Insuficiência Cardíaca – Treinamento Intervalado de Alta Intensidade (HIIT) É Seguro?

O que é Insuficiência Cardíaca (IC)?

A Insuficiência Cardíaca (IC) é um importante problema de saúde pública no mundo, sendo causa frequente de morbidade e mortalidade na população adulta e, principalmente, na população idosa.

A incidência de Insuficiência Cardíaca vem aumentando, devido ao envelhecimento populacional, mas também ao fato de que se morre menos da cardiopatia de base causadora da IC, via final comum da maioria das doenças cardíacas.

As projeções mostram que a prevalência da Insuficiência Cardíaca irá aumentar 46% até 2030, resultando em mais de 8 milhões de pessoas maiores de 18 anos com IC no mundo.

A Insuficiência Cardíaca é hoje a principal causa de internação em pacientes acima de 60 anos no Brasil e quase metade desses pacientes são internados novamente após um período inferior a alguns meses pós uma alta hospitalar.

A IC é uma síndrome clínica complexa de caráter sistêmico, definida pela redução do débito cardíaco (DC), e pelo aumento da pressão venosa, acompanhada de alterações moleculares que, por sua vez, conduzem a uma deterioração progressiva do coração, ocasionando um inadequado suprimento sanguíneo para atender necessidades metabólicas tissulares, ou quando para manter um bombeamento adequado, só o faz ás custas de pressões de enchimento ventricular aumentadas.

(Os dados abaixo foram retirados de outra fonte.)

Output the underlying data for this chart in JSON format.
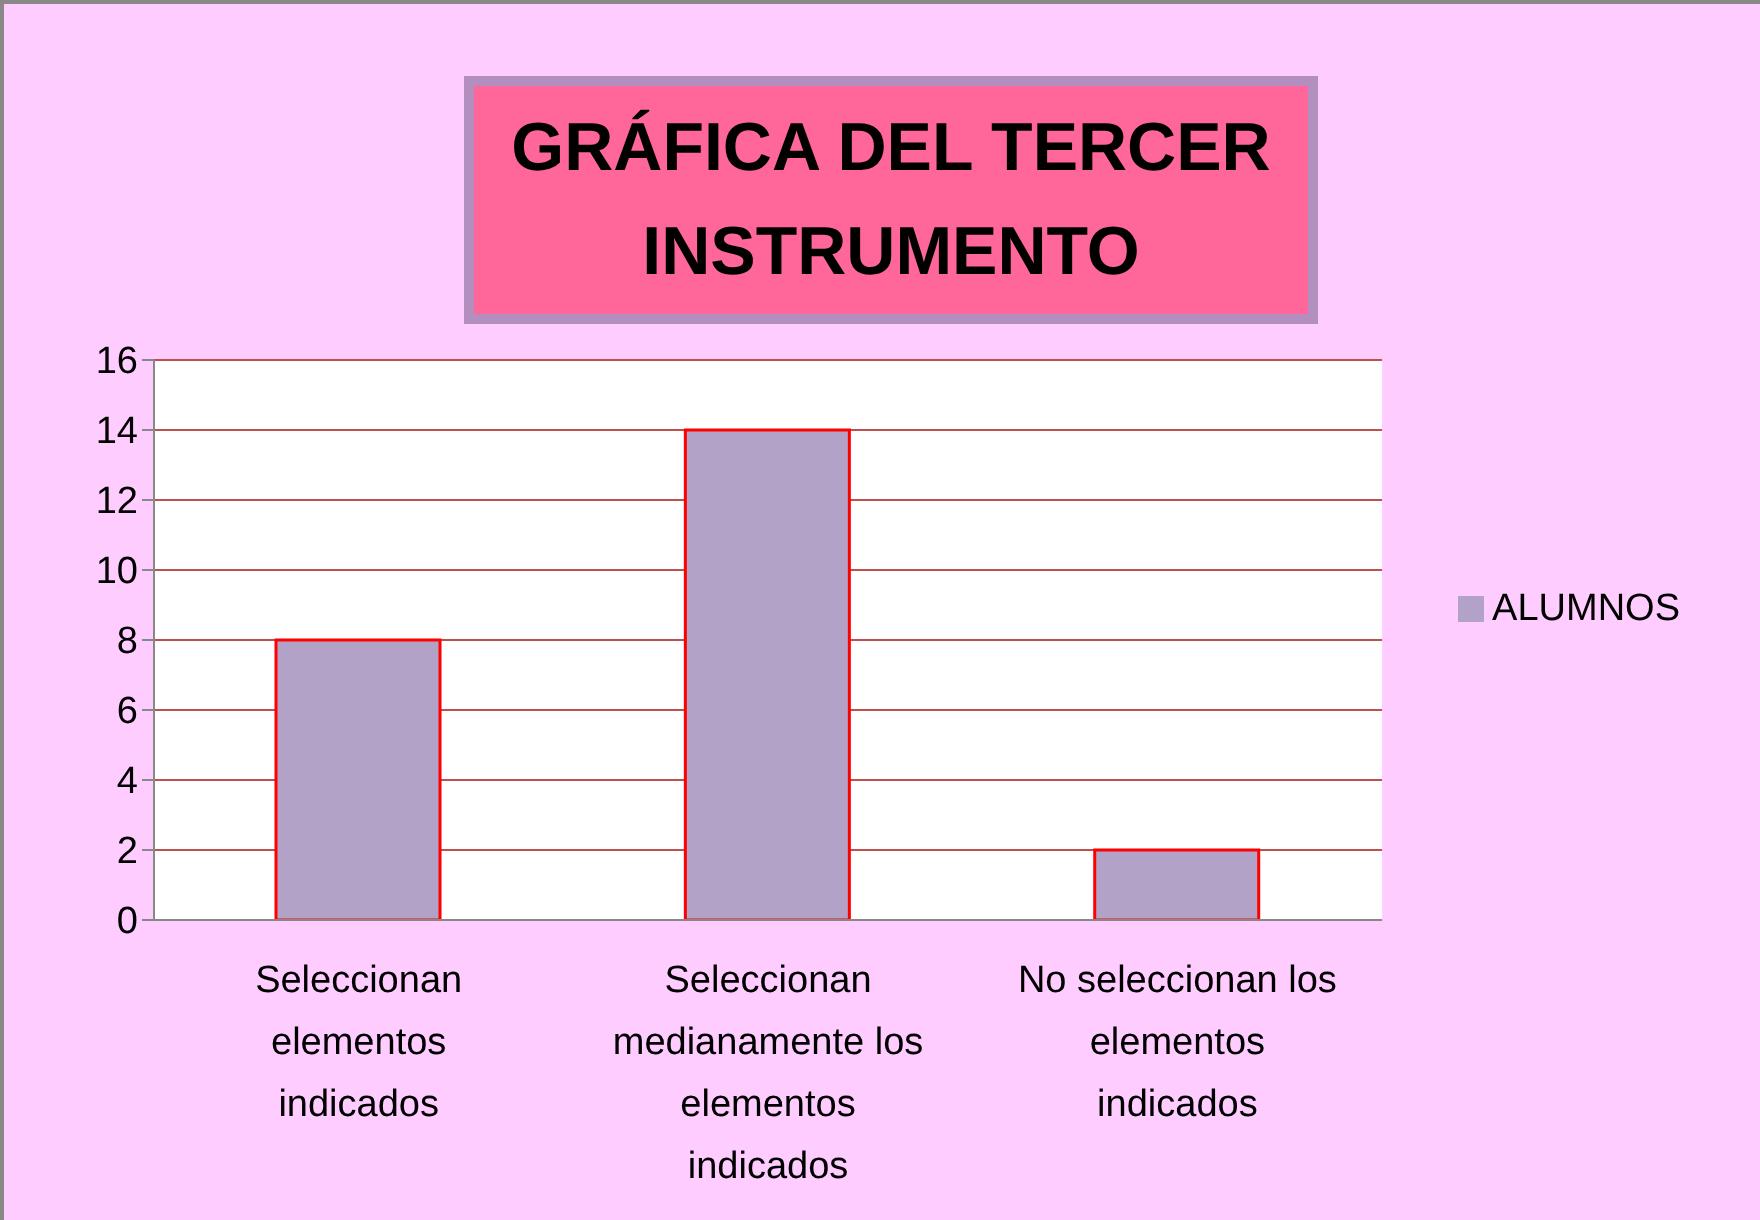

O diagnóstico da Insuficiência cardíaca é feito clinicamente, a partir dos Critérios de Framingham. Além disso, exames complementares como o Raio-X de tórax, o Ecocardiograma, a Gasometria Arterial, a análise de eletrólitos, da função renal, e dos marcadores de necrose miocárdica, além da análise do Hemograma.

Antes de falar sobre a reabilitação, vamos explicar o que ocorre na insuficiência Cardíaca.

Classificações

A classificação mais comum para a Insuficiência Cardíaca vem na New York Heart Association – NYHA, e é baseada na funcionalidade do indivíduo.

Essa classificação é dividida em 4 Classes Funcionais, ou CF.

  • CF I: ausência de sintomas (dispneia) durante atividades cotidianas. A limitação para esforços é semelhante à esperada para indivíduos normais.
  • CF II: Sintomas desencadeados por atividades cotidianas.
  • CF III: sintomas desencadeados em atividades menos intensas que as cotidianas, ou durante pequenos esforços.
  • CF IV: Sintomas em repouso.

Como é fácil perceber, essa classificação tem relação com a gravidade da doença, porém, um indivíduo pode transitar entre uma classe e outra, dependendo da otimização do tratamento.

De forma contrária, a classificação com base na evolução da doença de base não pode ser modificada, e também se correlaciona com a gravidade da doença. A classificação é a seguinte:

  • Estágio A: inclui pacientes sob risco de desenvolver IC, mas ainda sem doença estrutural perceptível e sem sintomas atribuíveis à IC.
  • Estágio B: pacientes que adquiriram lesão estrutural cardíaca, mas ainda sem sintomas atribuíveis à IC.
  • Estágio C: pacientes com lesão estrutural cardíaca e sintomas atuais ou pregressos de IC.
  • Estágio D: pacientes com sintomas refratários ao tratamento.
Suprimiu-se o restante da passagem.